NPMs are recruited through your deal slots – the same mechanism you use for player transfers. Each recruitment uses one deal slot for that week’s turnsheet, so in busy periods you’ll be weighing up whether to spend a slot on a player or a backroom member.
  • You can hold a maximum of one of each type – no doubling up.
  • NPMs have their own weekly wage costs, reflected in your wage bill.
  • Your Manager’s Report shows the current status of each NPM in your backroom each week.
  • NPM orders are submitted on the turnsheet alongside your other executive and ground orders.
⚠️ Recruiting an NPM uses a deal slot. In the early seasons when you only have three deal slots, every slot counts. Plan around it.

🧠 10. How Smart Managers Use Their NPMs

Don’t wait until your squad is full and your finances are comfortable before thinking about your backroom. Getting one or two NPMs in place early – ideally within your first season – pays dividends from day one. The benefits are ongoing and they compound week after week. The Skills Coach and Physiotherapist are generally considered the bare minimum to have in place early on. The Skills Coach is directly supporting player development from the start; the Physio is protecting your investment in the squad you’ve already got. If your budget and deal slots allow for a third early on, consider what your squad most needs:
  • Want to grow your squad quickly without spending big on transfers? Add a Youth Scout.

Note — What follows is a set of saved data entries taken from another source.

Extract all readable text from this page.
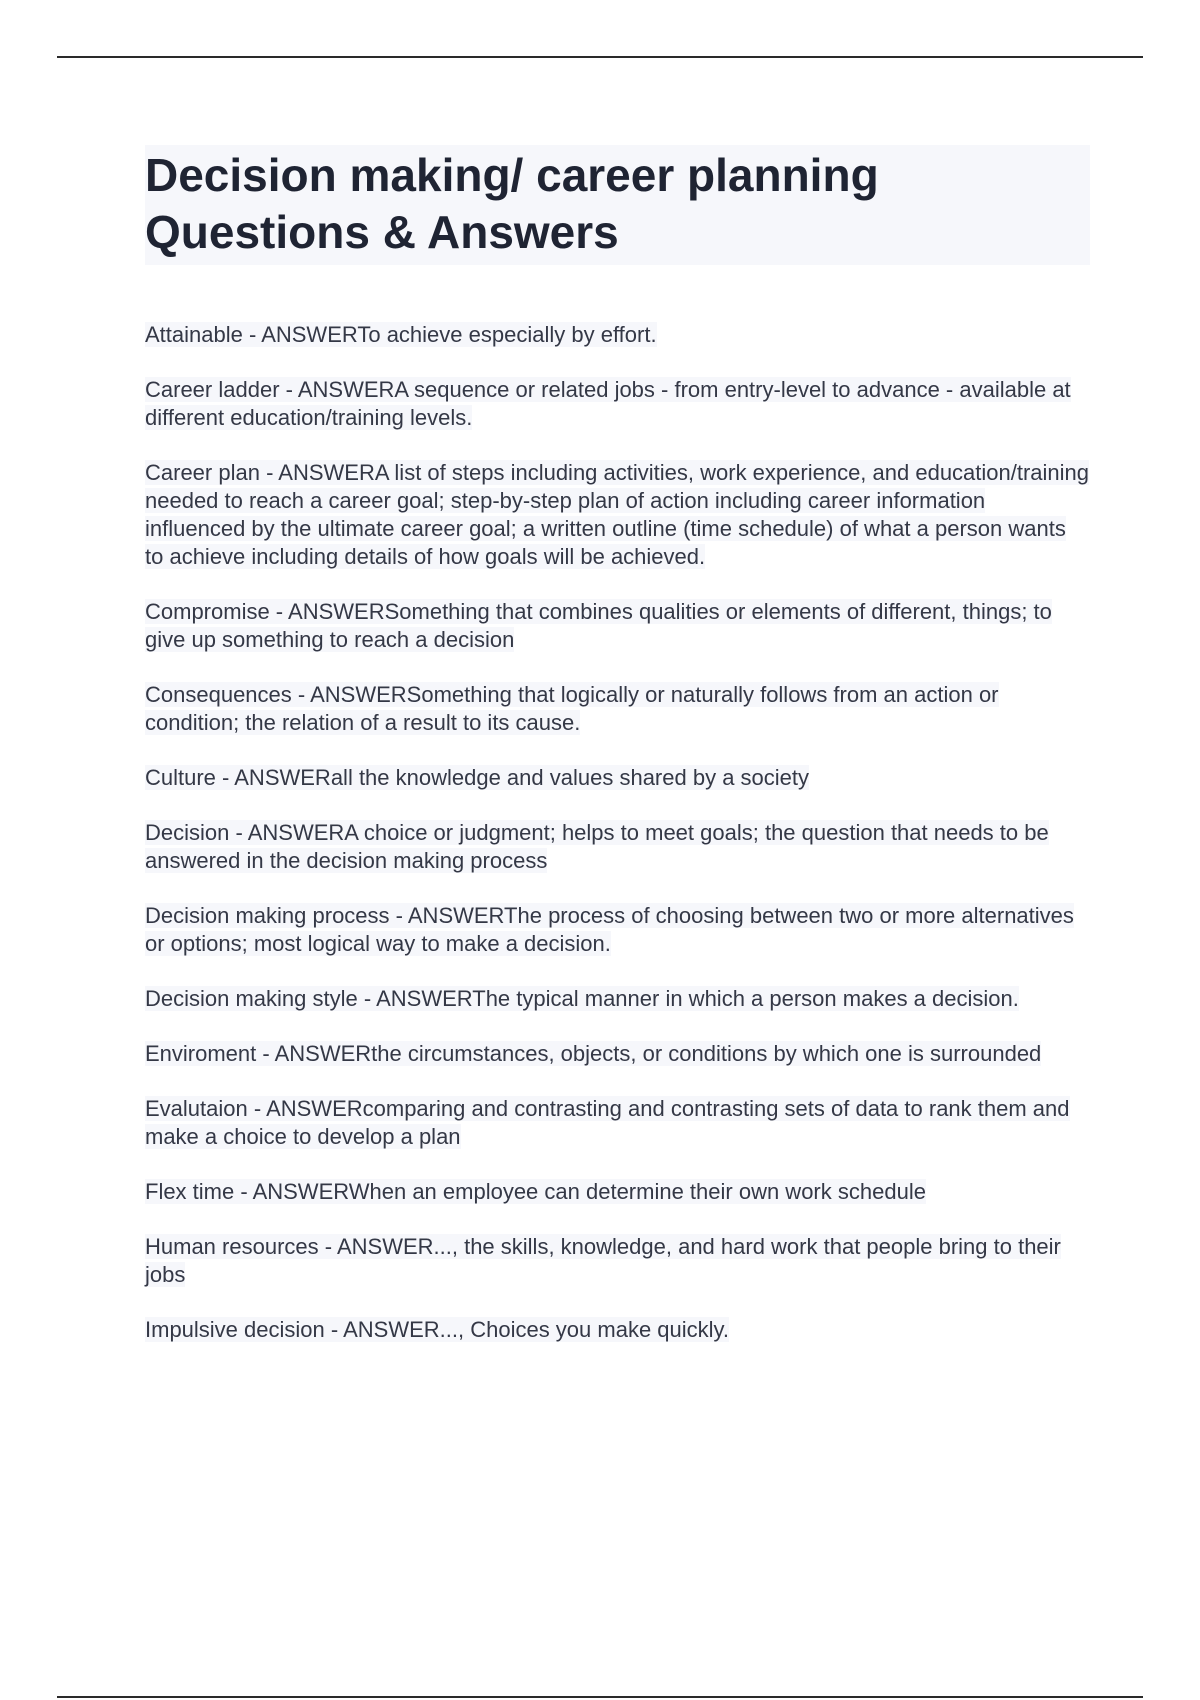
Decision making/ career planning
Questions & Answers
Attainable - ANSWERTo achieve especially by effort.
Career ladder - ANSWERA sequence or related jobs - from entry-level to advance - available at different education/training levels.
Career plan - ANSWERA list of steps including activities, work experience, and education/training needed to reach a career goal; step-by-step plan of action including career information influenced by the ultimate career goal; a written outline (time schedule) of what a person wants to achieve including details of how goals will be achieved.
Compromise - ANSWERSomething that combines qualities or elements of different, things; to give up something to reach a decision
Consequences - ANSWERSomething that logically or naturally follows from an action or condition; the relation of a result to its cause.
Culture - ANSWERall the knowledge and values shared by a society
Decision - ANSWERA choice or judgment; helps to meet goals; the question that needs to be answered in the decision making process
Decision making process - ANSWERThe process of choosing between two or more alternatives or options; most logical way to make a decision.
Decision making style - ANSWERThe typical manner in which a person makes a decision.
Enviroment - ANSWERthe circumstances, objects, or conditions by which one is surrounded
Evalutaion - ANSWERcomparing and contrasting and contrasting sets of data to rank them and make a choice to develop a plan
Flex time - ANSWERWhen an employee can determine their own work schedule
Human resources - ANSWER..., the skills, knowledge, and hard work that people bring to their jobs
Impulsive decision - ANSWER..., Choices you make quickly.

  • Running a physically intensive training programme? Add the Fitness Coach.
  • In a competitive division where knowing your opponents matters? The Personal Spy starts paying off quickly.
And once you’ve recruited them, check their Hidden Potential as early as possible. A high-potential NPM is worth investing in – training camps, patience, time. A low-ceiling one might be a placeholder while you look for better.
Final Tip Your NPMs work every single week without taking up a squad spot or needing a teamsheet position. The Skills Coach and Physio alone can make a measurable difference to your season – which is why the best-run clubs have at least those two in place from the start, and build the rest of the backroom from there.